Ana girişteki 17 basamaklık merdivene geldiğinde 70 yaşında bir ihtiyar edasıyla çıkmaya başladı yukarıya. Mümkün olduğunca ağır. Yeşim’le denk gelmek fırsatını asla kaçırmak istemiyordu. 10.9.8… derken arkasından -Günaydın Metin! Diye biri seslendi Yeşim. Nefesi kesilir gibi olmuştu. Çünkü her zaman o topuklu ayakkabılarının sesini duyar ona göre kendini hazırlardı. Babet giymişti, yeşildi gözleri gibi. Başı önde arkasına döndüğü anda fark etti babetleri. O babetlere saatlerce bakabilirim diye düşündü bir kaç saniye içinde ama başka bir şeyi daha fark etti.

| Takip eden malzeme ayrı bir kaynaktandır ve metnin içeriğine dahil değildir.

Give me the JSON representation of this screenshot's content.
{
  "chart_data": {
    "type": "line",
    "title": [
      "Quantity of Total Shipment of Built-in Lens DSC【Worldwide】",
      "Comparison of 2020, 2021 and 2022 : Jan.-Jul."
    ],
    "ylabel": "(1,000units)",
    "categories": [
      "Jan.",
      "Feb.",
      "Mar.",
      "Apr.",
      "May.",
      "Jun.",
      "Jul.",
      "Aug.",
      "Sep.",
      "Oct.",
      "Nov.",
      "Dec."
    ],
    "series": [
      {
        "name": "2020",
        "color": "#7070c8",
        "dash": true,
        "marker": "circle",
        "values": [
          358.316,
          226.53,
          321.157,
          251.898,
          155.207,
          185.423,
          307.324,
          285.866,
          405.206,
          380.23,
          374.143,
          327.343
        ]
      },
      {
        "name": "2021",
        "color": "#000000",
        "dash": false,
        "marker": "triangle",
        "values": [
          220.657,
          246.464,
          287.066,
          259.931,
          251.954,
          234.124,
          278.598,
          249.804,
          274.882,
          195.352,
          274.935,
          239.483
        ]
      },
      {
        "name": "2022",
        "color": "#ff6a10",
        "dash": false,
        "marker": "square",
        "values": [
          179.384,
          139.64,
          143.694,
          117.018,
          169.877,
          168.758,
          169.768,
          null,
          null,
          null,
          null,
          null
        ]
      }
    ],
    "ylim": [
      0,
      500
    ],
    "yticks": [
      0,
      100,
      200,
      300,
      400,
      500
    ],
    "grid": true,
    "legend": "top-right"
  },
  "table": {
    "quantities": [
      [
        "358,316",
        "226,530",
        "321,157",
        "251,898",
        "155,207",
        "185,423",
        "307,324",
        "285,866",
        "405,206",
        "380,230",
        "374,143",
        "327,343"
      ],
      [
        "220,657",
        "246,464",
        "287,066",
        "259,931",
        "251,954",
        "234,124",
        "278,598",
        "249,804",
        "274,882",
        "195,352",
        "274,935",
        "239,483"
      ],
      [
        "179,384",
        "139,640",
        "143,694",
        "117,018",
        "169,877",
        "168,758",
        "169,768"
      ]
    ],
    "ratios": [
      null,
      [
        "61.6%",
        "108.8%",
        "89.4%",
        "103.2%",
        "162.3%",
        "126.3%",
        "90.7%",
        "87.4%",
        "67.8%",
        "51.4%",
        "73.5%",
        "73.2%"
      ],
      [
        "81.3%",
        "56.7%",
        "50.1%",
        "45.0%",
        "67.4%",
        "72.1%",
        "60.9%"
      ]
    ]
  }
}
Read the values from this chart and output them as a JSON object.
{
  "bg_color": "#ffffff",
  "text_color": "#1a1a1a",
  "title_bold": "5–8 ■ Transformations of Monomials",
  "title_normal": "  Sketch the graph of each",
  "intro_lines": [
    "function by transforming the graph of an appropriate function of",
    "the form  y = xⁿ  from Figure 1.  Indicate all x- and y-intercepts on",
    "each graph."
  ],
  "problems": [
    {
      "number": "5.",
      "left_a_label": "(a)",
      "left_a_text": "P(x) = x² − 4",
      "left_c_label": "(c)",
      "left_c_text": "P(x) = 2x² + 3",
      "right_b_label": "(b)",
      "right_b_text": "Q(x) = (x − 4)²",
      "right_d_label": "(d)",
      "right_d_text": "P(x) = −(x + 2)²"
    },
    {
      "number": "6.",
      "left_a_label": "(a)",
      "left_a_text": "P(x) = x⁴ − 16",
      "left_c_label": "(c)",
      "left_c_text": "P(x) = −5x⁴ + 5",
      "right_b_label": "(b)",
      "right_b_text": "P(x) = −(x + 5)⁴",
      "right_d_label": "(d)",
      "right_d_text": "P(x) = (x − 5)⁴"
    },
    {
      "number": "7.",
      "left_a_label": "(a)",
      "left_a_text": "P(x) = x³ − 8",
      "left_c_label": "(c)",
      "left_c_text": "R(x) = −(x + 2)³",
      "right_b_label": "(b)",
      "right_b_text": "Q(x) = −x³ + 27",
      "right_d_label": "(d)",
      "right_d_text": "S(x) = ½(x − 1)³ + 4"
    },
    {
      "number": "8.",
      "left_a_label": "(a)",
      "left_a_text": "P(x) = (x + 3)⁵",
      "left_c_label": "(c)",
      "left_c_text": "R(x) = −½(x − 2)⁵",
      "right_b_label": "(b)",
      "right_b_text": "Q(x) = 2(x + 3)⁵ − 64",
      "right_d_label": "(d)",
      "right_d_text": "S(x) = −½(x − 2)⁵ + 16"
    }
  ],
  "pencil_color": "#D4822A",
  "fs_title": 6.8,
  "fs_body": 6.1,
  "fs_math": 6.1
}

Günaydın kelimesinin arkasına eklenen ismiydi o da.  Yeşim’le aynı firmada çalışan sıkça görüşmediği sınıf arkadaşı Bülent’in Yeşim’i onunla tanıştırırken - Bu da okuldan arkadaşım Metin dediğinden beri ikisi arasındaki günaydınlarda hiç isim geçmezdi. Ne Metin, ne de Yeşim. Sadece günaydın.
Bir an da topladı kendini mırıltılı boğuk -Gü... öhö, afedersin günaydın Yeşim. Dedi. Gözleri bir aşağı bir yukarı bakıyor dudakları gülümser gibi oluyor ama tekrar ciddiyetine dönüyordu. Terlemişti de. Gülerek ve koşa koşa yanından geçti ve kapıdan girmek üzereyken, 
- Öksürüyorsun, çok sigara içme! Diye seslenerek koridorda kayboldu. 6,5 ve 4. Durdu kalakaldı 4. basamakta. Bahar gibiydi bu kız ve o sıradan sabahına açmıştı Metin’in. Amma da konuşmuşlardı ona göre. İyi ama neden?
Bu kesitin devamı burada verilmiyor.